Ende der gentechnikfreien Landwirtschaft?

mm/tdz. 18.09.2007 - Am Freitag wird im Bundesrat die Neufassung des Gentechnik-Gesetzes verhandelt. Anfang August war vom Bundeskabinett der Entwurf für das neue Gentechnik-Gesetz beschlossen worden.

Grund genug für den BUND (Bund für Umwelt und Naturschutz) und den Anbauverband Bioland, jetzt noch einmal warnend die Stimme zu erheben und die Politiker auf die Folgen einer falschen Entscheidung hinzuweisen. Thomas Dosch vom Anbauverband Bioland befürchtet, falls das Gesetz nicht nachgebessert würde, das langsame Ende einer gentechnikfreien Agrarproduktion. Den Bundesrat fordert er auf, sich eindeutig hinter die Bauern zu stellen. "Eine schleichende Verunreinigung der gesamten Nahrungskette mit gentechnisch veränderten Organismen darf nicht legitimiert werden." Betroffen, so Dosch weiter, seien sowohl die biologische als auch die konventionelle Landwirtschaft: "In der Folge wird sich die Auseinandersetzung zwischen Landwirten, die auf Gentechnik setzen und jenen, die sie ablehnen, weiter verschärfen." Neben der Forderung nach Mindestabständen beim Anbau von Genmais von 1000 Metern statt der vorgesehenen 150 Metern zu konventionellen und 300 Metern zu Biofeldern fordern die Verbände aber noch mehr. Nämlich "die ersatzlose Streichung eines Gesetzespassus, der benachbarten Landwirten ermöglicht, nach Absprache untereinander auf Schutzmaßnahmen gegen gentechnische Verunreinigungen zu verzichten. Wenn dieser Passus nicht gestrichen werde, führe dies zu einer unkontrollierten Verbreitung von Gentech-Pflanzen", heißt es in der Pressemitteilung des BUND.

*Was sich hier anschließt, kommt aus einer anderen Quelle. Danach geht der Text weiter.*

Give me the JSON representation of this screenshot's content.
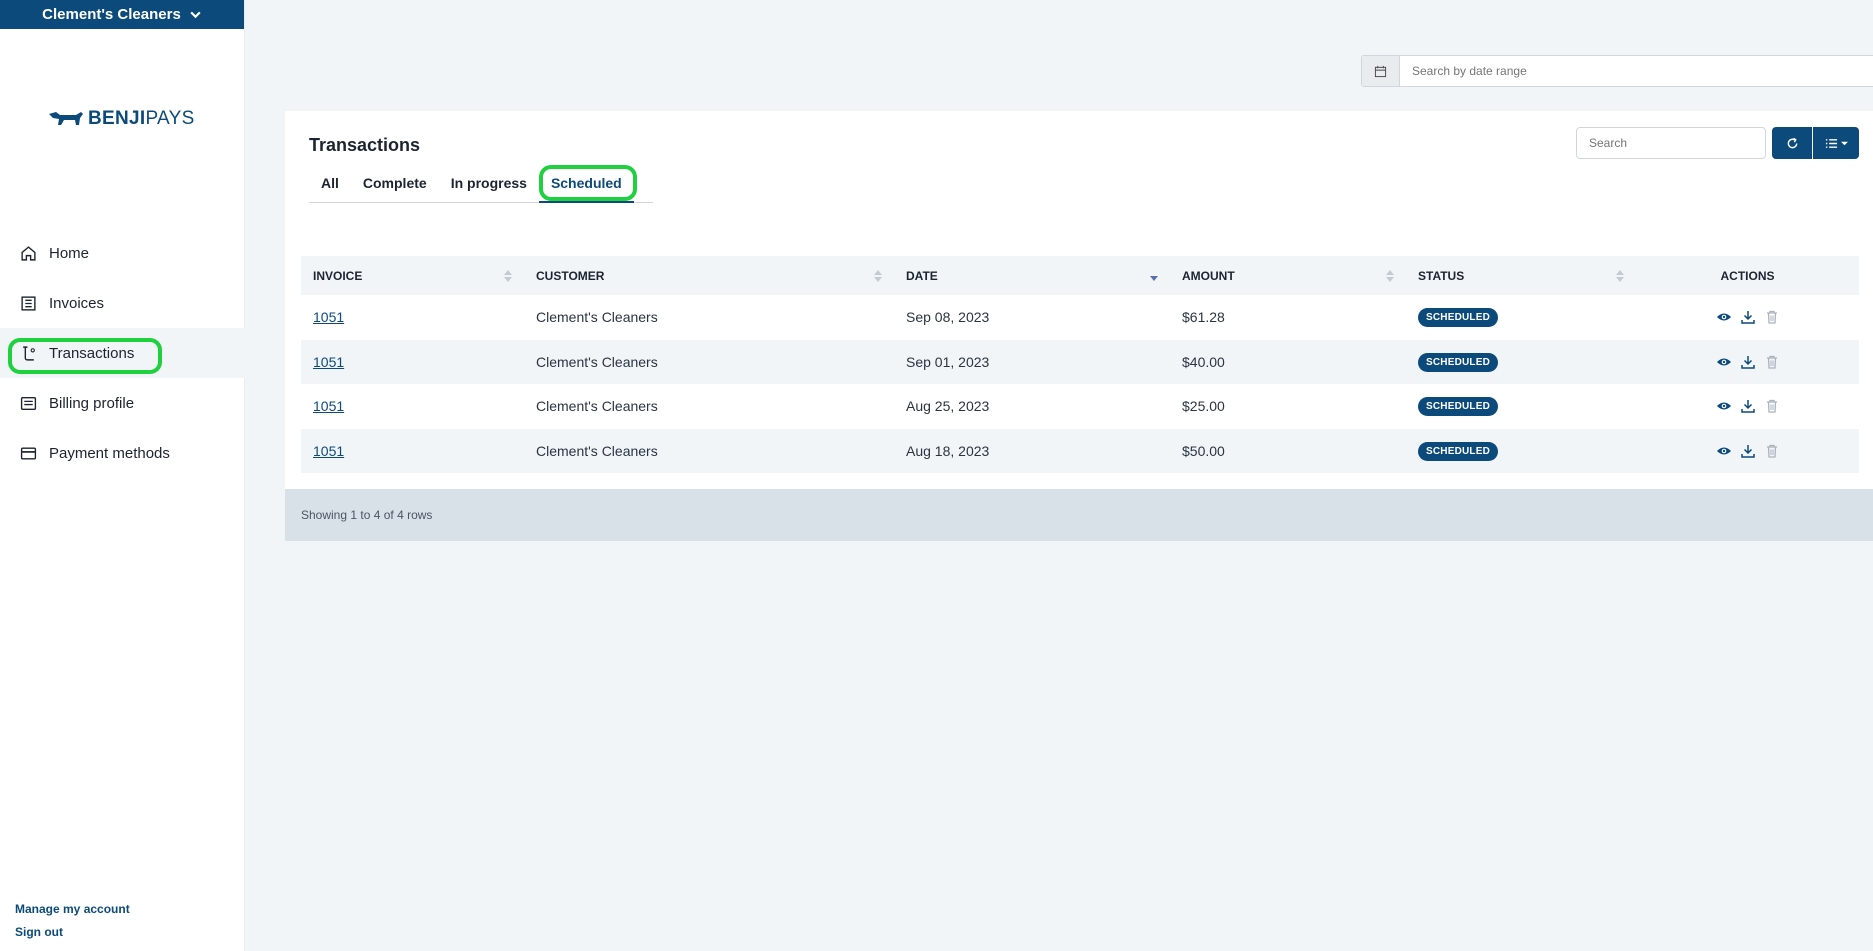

Die Haftung bei einer Verunreinigung von Ernten durch gentechnische Kontamination müsse schon bei 0,1% greifen statt wie vorgesehen bei 0,9%. Andernfalls würden die Bauern in vielen Fällen keinen Ausgleich erhalten und auf der verunreinigten Ernte und dem damit eintretenden Schaden sitzenbleiben.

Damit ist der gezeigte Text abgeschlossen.